We turn first to Switzerland, lying in the midst of the great chain of the Alps which extends from the Mediterranean to Vienna. During the Middle Ages the region destined to be included in the Swiss Confederation formed a part of the Holy Roman Empire and was scarcely distinguishable from the rest of southern Germany. As early as the thirteenth century the three "forest" cantons on the shores of the winding lake of Lucerne formed a union to protect their liberties against the encroachments of their neighbors, the Hapsburgs. It was about this tiny nucleus that Switzerland, gradually consolidated. Lucerne and the free towns of Zurich and Berne soon joined the Swiss league. By brave fighting the Swiss were able to frustrate the renewed efforts of the Hapsburgs to subjugate them.

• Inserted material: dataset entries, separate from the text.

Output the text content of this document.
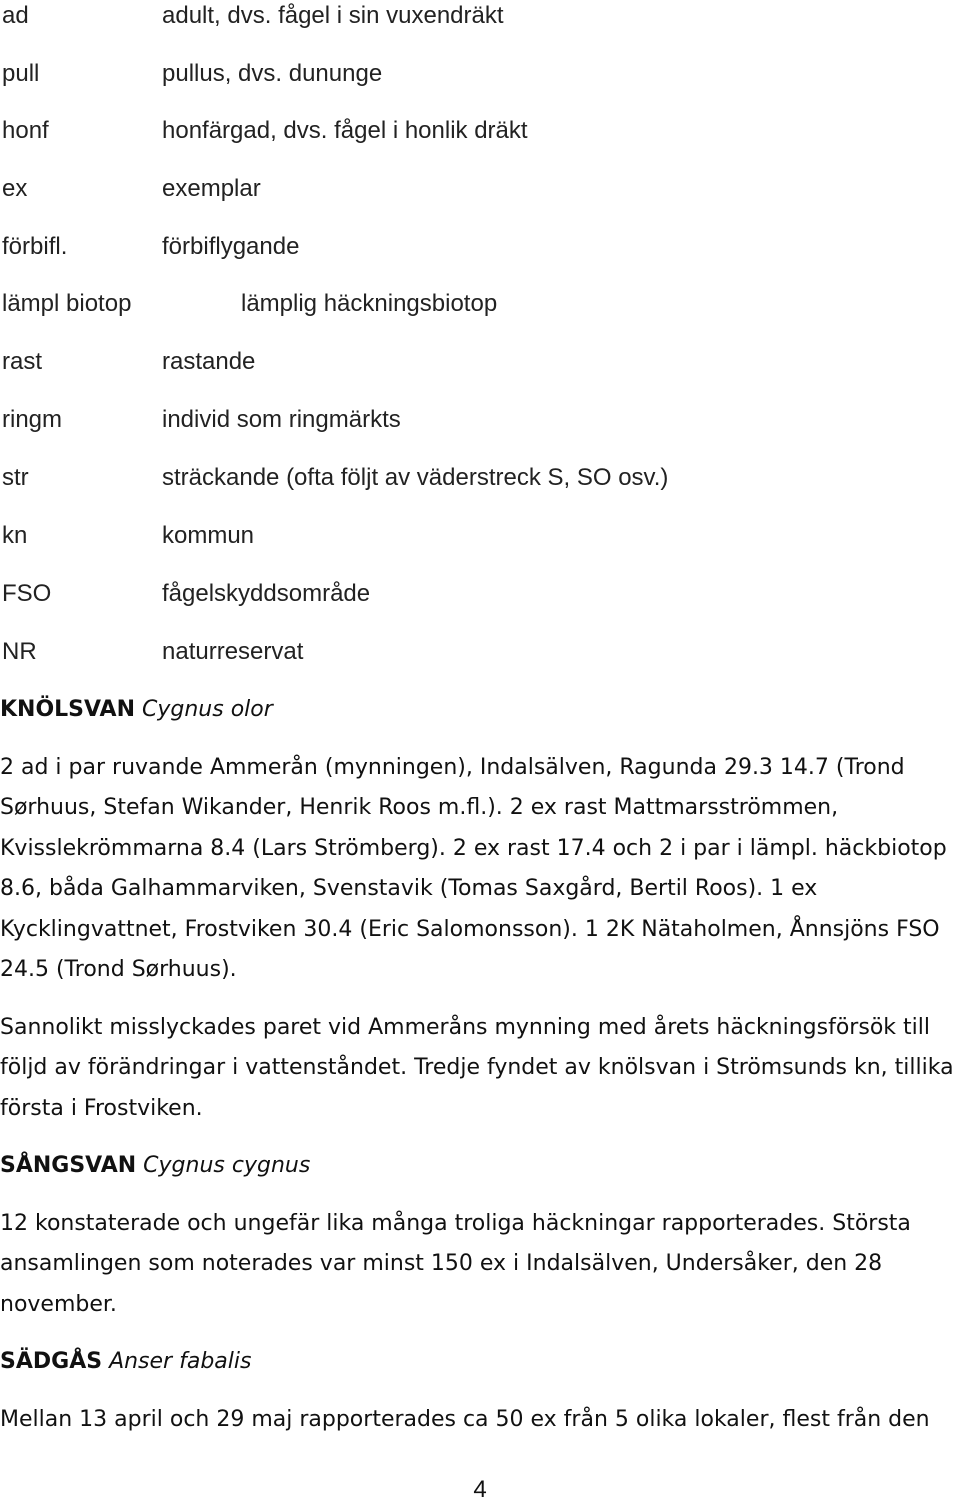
ad	adult, dvs. fågel i sin vuxendräkt
pull	pullus, dvs. dununge
honf	honfärgad, dvs. fågel i honlik dräkt
ex	exemplar
förbifl.	förbiflygande
lämpl biotop	lämplig häckningsbiotop
rast	rastande
ringm	individ som ringmärkts
str	sträckande (ofta följt av väderstreck S, SO osv.)
kn	kommun
FSO	fågelskyddsområde
NR	naturreservat

KNÖLSVAN Cygnus olor

2 ad i par ruvande Ammerån (mynningen), Indalsälven, Ragunda 29.3 14.7 (Trond Sørhuus, Stefan Wikander, Henrik Roos m.fl.). 2 ex rast Mattmarsströmmen, Kvisslekrömmarna 8.4 (Lars Strömberg). 2 ex rast 17.4 och 2 i par i lämpl. häckbiotop 8.6, båda Galhammarviken, Svenstavik (Tomas Saxgård, Bertil Roos). 1 ex Kycklingvattnet, Frostviken 30.4 (Eric Salomonsson). 1 2K Nätaholmen, Ånnsjöns FSO 24.5 (Trond Sørhuus).

Sannolikt misslyckades paret vid Ammeråns mynning med årets häckningsförsök till följd av förändringar i vattenståndet. Tredje fyndet av knölsvan i Strömsunds kn, tillika första i Frostviken.

SÅNGSVAN Cygnus cygnus

12 konstaterade och ungefär lika många troliga häckningar rapporterades. Största ansamlingen som noterades var minst 150 ex i Indalsälven, Undersåker, den 28 november.

SÄDGÅS Anser fabalis

Mellan 13 april och 29 maj rapporterades ca 50 ex från 5 olika lokaler, flest från den

4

Various districts in the neighborhood joined the Swiss union in succession, and even the region lying on the Italian slopes of the Alps was brought under its control. Gradually the bonds between the members of the union and the Empire were broken.
In 1499 they were finally freed from the jurisdiction of the emperor and Switzerland became a practically independent country. Although the original union had been made up of German-speaking people, considerable districts had been annexed in which Italian or French was spoken. The Swiss did not, therefore, form a compact, well-defined nation, and consequently for some centuries their confederation was weak and ill-organized.
In Switzerland the first leader of the revolt against the Church was a young priest named Zwingli, who was a year younger than Luther. He lived in the famous monastery of Einsiedeln, near the Lake of Zurich, which was the center of pilgrimages on account of a wonder-working image. "Here", he says, "I began to preach the Gospel of Christ in the year 1516, before any one in my locality had so much as heard the name of Luther".
Three years later he was called to an influential position as preacher in the cathedral of Zurich, and there his great work really commenced. He then began to denounce the abuses in the Church as well as the shameless traffic in soldiers, which he had long regarded as a blot upon his country's honor.
But the original cantons about the Lake of Lucerne, which feared that they might lose the great influence that, in spite of their small size, they had hitherto enjoyed, were ready to fight for the old faith. The first armed collision between the Swiss Protestants and Catholics took place at Kappel in 1531, and Zwmgtf fell in the battle. The various cantons and towns never came to an agreement in religious matters, and Switzerland is still part Catholic and part Protestant.
Switzerland had made a business, ever since the time when Charles VIII of France invaded Italy, of supplying troops of mercenaries to fight for other countries, especially for France and the pope, and Swiss guards may still be seen in the pope's palace.